There’s a kind of work moms do that doesn’t show up on calendars, chore charts, or resumes.
It doesn’t make noise.
It doesn’t ask for applause.
It just… lives in our heads and hearts.
And it’s exhausting in a way that sleep doesn’t fix.
REMEMBER "EVERYTHING"
Not just birthdays and appointments (though yes, those too).
I mean:
- Who hates crusts this week
- Which kid cried last night and why
- That the permission slip needs to be signed, but not with the wrong pen
- That the shoes that fit yesterday suddenly don’t today
- That someone is emotionally fragile because a LEGO broke in March and we never fully recovered
My brain is a filing cabinet, a calendar, a grocery list—all at once.
And no one sees it because I don’t announce it.
I just quietly make sure life keeps moving.
FEELING EVERYTHING
I don’t just feel my feelings.
I feel everyone else’s.
I absorb the disappointment when plans change.

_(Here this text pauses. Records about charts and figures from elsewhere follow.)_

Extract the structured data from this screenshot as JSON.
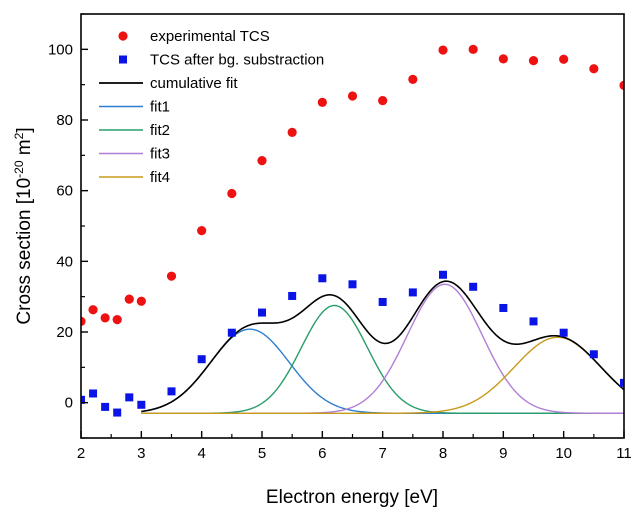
{
  "chart_data": {
    "type": "scatter",
    "xlabel": "Electron energy [eV]",
    "ylabel": {
      "prefix": "Cross section [10",
      "exp1": "-20",
      "mid": " m",
      "exp2": "2",
      "suffix": "]"
    },
    "xlim": [
      2,
      11
    ],
    "ylim": [
      -10,
      110
    ],
    "xticks": [
      "2",
      "3",
      "4",
      "5",
      "6",
      "7",
      "8",
      "9",
      "10",
      "11"
    ],
    "yticks": [
      "0",
      "20",
      "40",
      "60",
      "80",
      "100"
    ],
    "grid": false,
    "legend_position": "top-left",
    "series": [
      {
        "name": "experimental TCS",
        "kind": "points",
        "marker": "circle",
        "color": "#ee1111",
        "x": [
          2.0,
          2.2,
          2.4,
          2.6,
          2.8,
          3.0,
          3.5,
          4.0,
          4.5,
          5.0,
          5.5,
          6.0,
          6.5,
          7.0,
          7.5,
          8.0,
          8.5,
          9.0,
          9.5,
          10.0,
          10.5,
          11.0
        ],
        "y": [
          23.0,
          26.3,
          24.0,
          23.5,
          29.3,
          28.7,
          35.8,
          48.7,
          59.2,
          68.5,
          76.5,
          85.0,
          86.8,
          85.5,
          91.5,
          99.8,
          100.0,
          97.3,
          96.8,
          97.2,
          94.5,
          89.8
        ]
      },
      {
        "name": "TCS after bg. substraction",
        "kind": "points",
        "marker": "square",
        "color": "#0a14e6",
        "x": [
          2.0,
          2.2,
          2.4,
          2.6,
          2.8,
          3.0,
          3.5,
          4.0,
          4.5,
          5.0,
          5.5,
          6.0,
          6.5,
          7.0,
          7.5,
          8.0,
          8.5,
          9.0,
          9.5,
          10.0,
          10.5,
          11.0
        ],
        "y": [
          0.8,
          2.6,
          -1.2,
          -2.8,
          1.5,
          -0.6,
          3.2,
          12.3,
          19.8,
          25.5,
          30.2,
          35.2,
          33.5,
          28.5,
          31.2,
          36.2,
          32.8,
          26.8,
          23.0,
          19.8,
          13.7,
          5.6
        ]
      },
      {
        "name": "cumulative fit",
        "kind": "sum",
        "color": "#000000",
        "x_start": 3.0,
        "baseline": -3.0
      },
      {
        "name": "fit1",
        "kind": "gaussian",
        "color": "#2e7fd0",
        "baseline": -3.0,
        "center": 4.8,
        "amplitude": 23.8,
        "sigma": 0.65
      },
      {
        "name": "fit2",
        "kind": "gaussian",
        "color": "#2a9d6a",
        "baseline": -3.0,
        "center": 6.2,
        "amplitude": 30.5,
        "sigma": 0.55
      },
      {
        "name": "fit3",
        "kind": "gaussian",
        "color": "#b07fd6",
        "baseline": -3.0,
        "center": 8.03,
        "amplitude": 36.5,
        "sigma": 0.62
      },
      {
        "name": "fit4",
        "kind": "gaussian",
        "color": "#c89a1a",
        "baseline": -3.0,
        "center": 9.9,
        "amplitude": 21.5,
        "sigma": 0.72
      }
    ]
  }
}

I carry the anxiety when someone’s struggling.
I sense the mood shift before a meltdown even happens.
I can tell when something is “off” without anyone saying a word.

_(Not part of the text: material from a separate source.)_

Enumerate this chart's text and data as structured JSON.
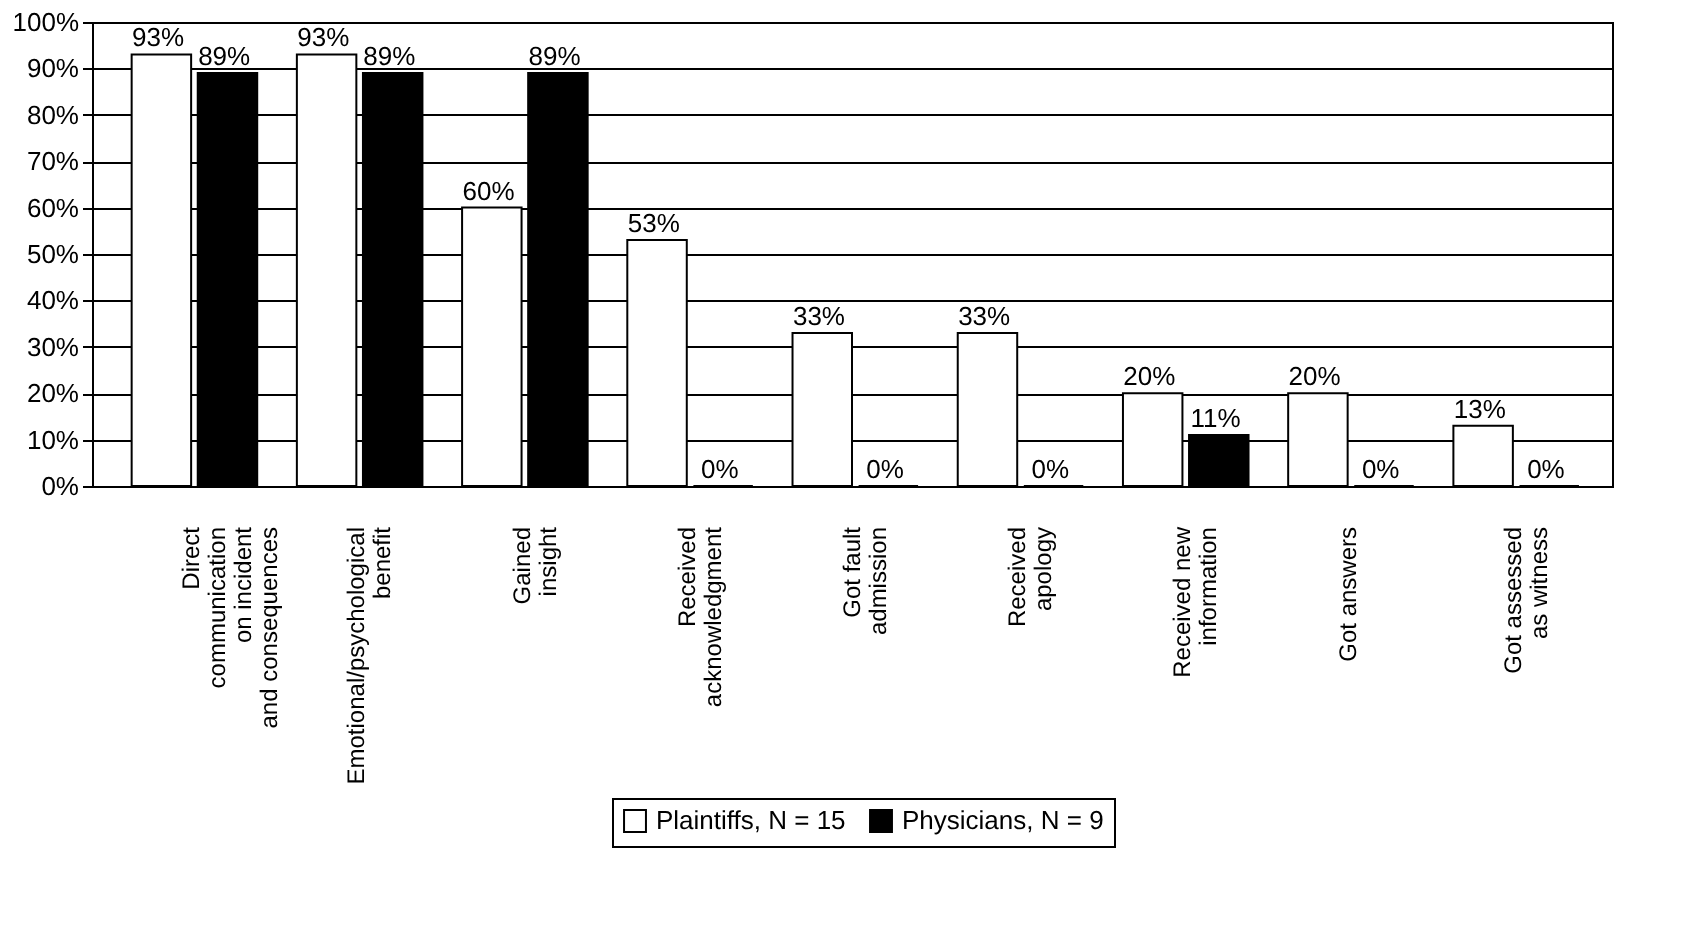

And while I’m doing that, I’m still:
- Making dinner
- Answering questions
- Smiling through it
- Being the calm place to land
Sometimes I wonder if I’m tired because I’m busy…

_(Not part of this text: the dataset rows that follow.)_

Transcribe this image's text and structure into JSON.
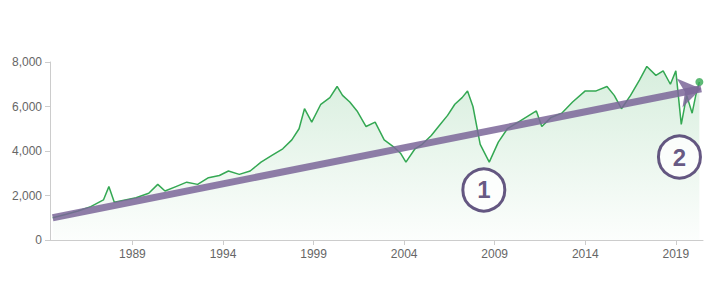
{
  "chart_data": {
    "type": "line",
    "color": "#34a853",
    "x": [
      1984.6,
      1985.3,
      1986.0,
      1986.7,
      1987.4,
      1987.7,
      1988.0,
      1988.6,
      1989.2,
      1989.9,
      1990.4,
      1990.8,
      1991.4,
      1992.0,
      1992.6,
      1993.2,
      1993.8,
      1994.3,
      1994.9,
      1995.5,
      1996.1,
      1996.7,
      1997.3,
      1997.8,
      1998.2,
      1998.5,
      1998.9,
      1999.4,
      1999.9,
      2000.3,
      2000.6,
      2001.0,
      2001.4,
      2001.9,
      2002.4,
      2002.9,
      2003.4,
      2003.8,
      2004.1,
      2004.6,
      2005.0,
      2005.5,
      2006.0,
      2006.4,
      2006.8,
      2007.2,
      2007.5,
      2007.8,
      2008.2,
      2008.7,
      2009.2,
      2009.7,
      2010.3,
      2010.9,
      2011.3,
      2011.6,
      2012.1,
      2012.7,
      2013.3,
      2014.0,
      2014.6,
      2015.2,
      2015.6,
      2016.0,
      2016.5,
      2017.0,
      2017.4,
      2017.9,
      2018.3,
      2018.7,
      2019.0,
      2019.3,
      2019.6,
      2019.9,
      2020.1,
      2020.3
    ],
    "values": [
      1000,
      1150,
      1300,
      1500,
      1800,
      2400,
      1700,
      1800,
      1900,
      2100,
      2500,
      2200,
      2400,
      2600,
      2500,
      2800,
      2900,
      3100,
      2950,
      3100,
      3500,
      3800,
      4100,
      4500,
      5000,
      5900,
      5300,
      6100,
      6400,
      6900,
      6500,
      6200,
      5800,
      5100,
      5300,
      4500,
      4200,
      3900,
      3500,
      4100,
      4300,
      4700,
      5200,
      5600,
      6100,
      6400,
      6700,
      6000,
      4300,
      3500,
      4400,
      5000,
      5300,
      5600,
      5800,
      5100,
      5500,
      5700,
      6200,
      6700,
      6700,
      6900,
      6500,
      5900,
      6500,
      7200,
      7800,
      7400,
      7600,
      7000,
      7600,
      5200,
      6500,
      5700,
      6500,
      7100
    ],
    "trend": {
      "x": [
        1984.6,
        2020.4
      ],
      "values": [
        1000,
        6800
      ],
      "color": "#7b6699"
    },
    "annotations": [
      {
        "text": "1",
        "x": 2008.4,
        "y": 2250
      },
      {
        "text": "2",
        "x": 2019.2,
        "y": 3730
      }
    ],
    "xlim": [
      1984.45,
      2020.5
    ],
    "xticks": [
      1989,
      1994,
      1999,
      2004,
      2009,
      2014,
      2019
    ],
    "ylim": [
      0,
      8000
    ],
    "yticks": [
      0,
      {
        "value": 2000,
        "label": "2,000"
      },
      {
        "value": 4000,
        "label": "4,000"
      },
      {
        "value": 6000,
        "label": "6,000"
      },
      {
        "value": 8000,
        "label": "8,000"
      }
    ],
    "grid": false
  }
}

or because I’m holding so much emotional weight that no one handed me—but I picked up anyway.
HOLDING IT TOGETHER SO EVERYONE ELSE CAN FALL APART
This one hits hardest.
Because somehow, moms become the place where everything can unravel safely.
Everyone else gets to lose it:
- The kids melt down
- The day falls apart
- The emotions spill everywhere
And I stay steady.
Not because I don’t feel it—
but because someone has to keep the ground from cracking open.
I hold it together so my kids can fall apart and still feel safe.
I hold it together so my family doesn’t feel the edges of my worry.
I hold it together because if I don’t… who will?
And that strength?
It’s quiet.
It’s invisible.
It’s rarely thanked.
But it’s real.
THE PART NO ONE TALKS ABOUT
The hardest part isn’t that no one notices.
It’s that we’ve gotten so good at doing this emotional labor that it looks effortless.
Like it doesn’t cost us anything.
But it does.
It costs energy.
It costs rest.
It costs pieces of ourselves we don’t always get back.
So if you’re a mom reading this and feeling seen for the first time today,
you’re not imagining the weight you carry.
It’s real.
It matters.
And you’re allowed to be tired from work no one sees.
💛 A quiet hooray to the moms holding the invisible load.